Más de doscientos días y seis mil horas a su lado. Las paredes que nos "separaban" hicieron que acostumbrarme a su presencia fuese tan fácil como obligatorio. No hacía falta poner ningún despertador, el pitido de la cafetera siempre sonaba a la misma hora, y era el tiempo justo para ducharme y desayunar antes de ir a trabajar. Tampoco hacía falta comprar pan, papel higiénico o bombillas. Nunca se fundían las bombillas y tampoco recuerdo haberme quedado sin papel. ¿Extraño no? Llegó el invierno y con ello la manta que nos regaló su abuela: gordita, suave pero fea. Muy fea. Me horrorizaba tener que ocultar mis preciosas sábanas rosa palo o verde esmeralda (cada sábado las cambiaba) por aquel cobertor antiestético. "Solo son unos meses" pensaba para mis adentros. Y por suerte, la primavera llegó antes de lo que esperábamos ya que en enero no tuvimos que discutir por los grados de la calefacción porque no hacía frío. Así, un sábado mientras cambiamos las sábanas rosas por las verdes, me llevé la manta al sótano. En febrero nuestra casita parecía un pañuelo de papel gigante, habría entre diez y veinte pañuelos por metro cuadrado. Vale estoy exagerando, pero aunque nunca vi la basura llena de pañuelos, sé que la sacaba diariamente, antes de que la cafetera me despertase. Contado así, nuestra vida de recién casados no parece muy apasionante, pero para nosotros lo era. Todos los días me acostaba a su lado, y mientras quisiese seguir haciendo lo mismo noche tras noche, significaba que nos amábamos.
No le gustaba salirse de la rutina, y a mí en cambio, me encantaba ver su cara descompuesta cuando compraba para cenar pasta en vez de pescado (todas las noches tocaba salmón, chicharro, sardinas o panga). Era tan gracioso...Nunca he conocido a una persona tan controladora, y menos mal. Lo que al principio me gustaba, acabó por cansarme.

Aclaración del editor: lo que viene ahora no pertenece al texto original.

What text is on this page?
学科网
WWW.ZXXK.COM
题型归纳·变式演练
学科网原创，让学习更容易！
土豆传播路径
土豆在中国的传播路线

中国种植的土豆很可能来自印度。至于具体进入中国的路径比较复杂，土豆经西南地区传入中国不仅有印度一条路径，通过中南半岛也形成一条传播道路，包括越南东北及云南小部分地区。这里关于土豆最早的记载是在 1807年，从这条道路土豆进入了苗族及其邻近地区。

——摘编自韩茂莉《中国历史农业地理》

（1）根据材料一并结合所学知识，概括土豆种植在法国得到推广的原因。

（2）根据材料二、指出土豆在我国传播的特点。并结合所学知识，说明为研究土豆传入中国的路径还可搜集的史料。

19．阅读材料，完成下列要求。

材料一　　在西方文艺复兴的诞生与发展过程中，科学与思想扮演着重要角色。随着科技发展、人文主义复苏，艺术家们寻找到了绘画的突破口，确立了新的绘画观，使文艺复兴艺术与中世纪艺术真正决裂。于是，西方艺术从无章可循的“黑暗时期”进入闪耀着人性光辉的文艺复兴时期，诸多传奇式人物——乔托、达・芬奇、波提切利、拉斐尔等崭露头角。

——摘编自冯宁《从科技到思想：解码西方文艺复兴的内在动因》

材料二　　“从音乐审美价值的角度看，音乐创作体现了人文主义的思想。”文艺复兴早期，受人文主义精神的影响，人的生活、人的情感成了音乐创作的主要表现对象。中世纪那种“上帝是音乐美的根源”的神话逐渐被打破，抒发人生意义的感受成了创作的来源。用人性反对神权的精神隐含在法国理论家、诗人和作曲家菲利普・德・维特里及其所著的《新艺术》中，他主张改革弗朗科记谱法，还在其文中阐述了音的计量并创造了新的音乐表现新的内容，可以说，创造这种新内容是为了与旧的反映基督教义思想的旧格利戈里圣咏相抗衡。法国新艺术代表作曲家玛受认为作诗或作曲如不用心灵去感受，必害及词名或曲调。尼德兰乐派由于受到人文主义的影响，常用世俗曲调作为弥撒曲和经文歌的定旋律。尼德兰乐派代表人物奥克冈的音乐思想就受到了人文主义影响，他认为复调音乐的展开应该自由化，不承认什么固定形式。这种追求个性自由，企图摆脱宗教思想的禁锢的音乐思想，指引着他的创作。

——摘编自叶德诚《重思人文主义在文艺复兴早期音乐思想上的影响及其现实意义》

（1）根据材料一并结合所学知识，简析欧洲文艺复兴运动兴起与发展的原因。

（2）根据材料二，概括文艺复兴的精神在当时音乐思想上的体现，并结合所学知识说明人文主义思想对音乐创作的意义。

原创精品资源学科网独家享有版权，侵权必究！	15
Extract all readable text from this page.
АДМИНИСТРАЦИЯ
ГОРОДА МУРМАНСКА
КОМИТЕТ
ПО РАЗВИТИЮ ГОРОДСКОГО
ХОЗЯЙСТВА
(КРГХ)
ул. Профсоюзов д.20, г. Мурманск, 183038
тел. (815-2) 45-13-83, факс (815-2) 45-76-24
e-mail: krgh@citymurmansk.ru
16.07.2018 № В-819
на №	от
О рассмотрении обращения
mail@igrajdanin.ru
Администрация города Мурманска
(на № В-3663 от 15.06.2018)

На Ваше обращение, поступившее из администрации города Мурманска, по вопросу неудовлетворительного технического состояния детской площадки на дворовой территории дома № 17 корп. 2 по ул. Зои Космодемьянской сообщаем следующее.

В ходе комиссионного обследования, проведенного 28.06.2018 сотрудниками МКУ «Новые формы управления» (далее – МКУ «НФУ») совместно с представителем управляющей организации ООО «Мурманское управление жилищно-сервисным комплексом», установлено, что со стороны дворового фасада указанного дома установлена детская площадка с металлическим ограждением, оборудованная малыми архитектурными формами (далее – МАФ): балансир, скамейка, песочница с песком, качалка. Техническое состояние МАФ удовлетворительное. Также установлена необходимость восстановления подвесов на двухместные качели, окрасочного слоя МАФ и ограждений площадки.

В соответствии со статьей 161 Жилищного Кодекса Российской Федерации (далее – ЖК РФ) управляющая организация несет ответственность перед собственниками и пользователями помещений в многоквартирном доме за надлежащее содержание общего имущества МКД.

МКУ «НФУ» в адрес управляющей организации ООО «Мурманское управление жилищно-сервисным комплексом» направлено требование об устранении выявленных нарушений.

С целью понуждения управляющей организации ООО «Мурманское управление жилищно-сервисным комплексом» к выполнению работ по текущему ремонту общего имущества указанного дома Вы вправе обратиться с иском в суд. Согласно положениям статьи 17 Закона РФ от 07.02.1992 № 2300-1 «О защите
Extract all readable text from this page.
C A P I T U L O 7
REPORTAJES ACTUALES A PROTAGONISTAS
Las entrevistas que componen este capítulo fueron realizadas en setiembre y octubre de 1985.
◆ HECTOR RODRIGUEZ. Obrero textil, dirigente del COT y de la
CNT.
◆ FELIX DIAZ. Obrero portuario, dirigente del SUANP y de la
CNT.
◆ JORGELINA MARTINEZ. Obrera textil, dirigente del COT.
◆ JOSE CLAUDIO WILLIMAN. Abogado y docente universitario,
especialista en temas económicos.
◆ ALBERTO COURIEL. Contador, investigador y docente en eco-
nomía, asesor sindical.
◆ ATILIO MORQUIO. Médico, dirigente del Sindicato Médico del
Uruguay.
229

No soportaba que se fuera a la cama odiándome porque prefería terminar de ver la película que habíamos empezado. "Son casi las dos de la mañana y tienes que levantarte dentro de seis horas" me decía. Tampoco aguantaba que sus broncas por no guardar mis zapatos en el cajón izquierdo, y haberlo hecho en el derecho. En vez de una casa de un feliz (y joven) matrimonio, parecía un puto internado y me estaba acojonado.
¿Realmente es esto la convivencia? ¿El matrimonio? ¿Dónde están las sonrisas en medio de los besos? ¿Dónde están las ganas de hacer el amor? Alguien se lo ha llevado todo, y ya no queda nada en esta casa. Dos personas mirándose fijamente. Armarios llenos de ropa ordenados por tejidos y colores. Sartenes en el cajón superior y cazuelas en el de abajo. La obligación de cenar pescado todas las dichosas noches. La más que planeada "escapada" al monte los domingos impares.
A finales de junio pude ver que llegó el momento. Se fue y no supe qué decir. El silencio nunca había sido tan silencioso en los segundos que tardó en abrir la puerta, salir y cerrarla. Respiré por fin, mi cuerpo lo necesitaba. El amor acostumbrado no basta.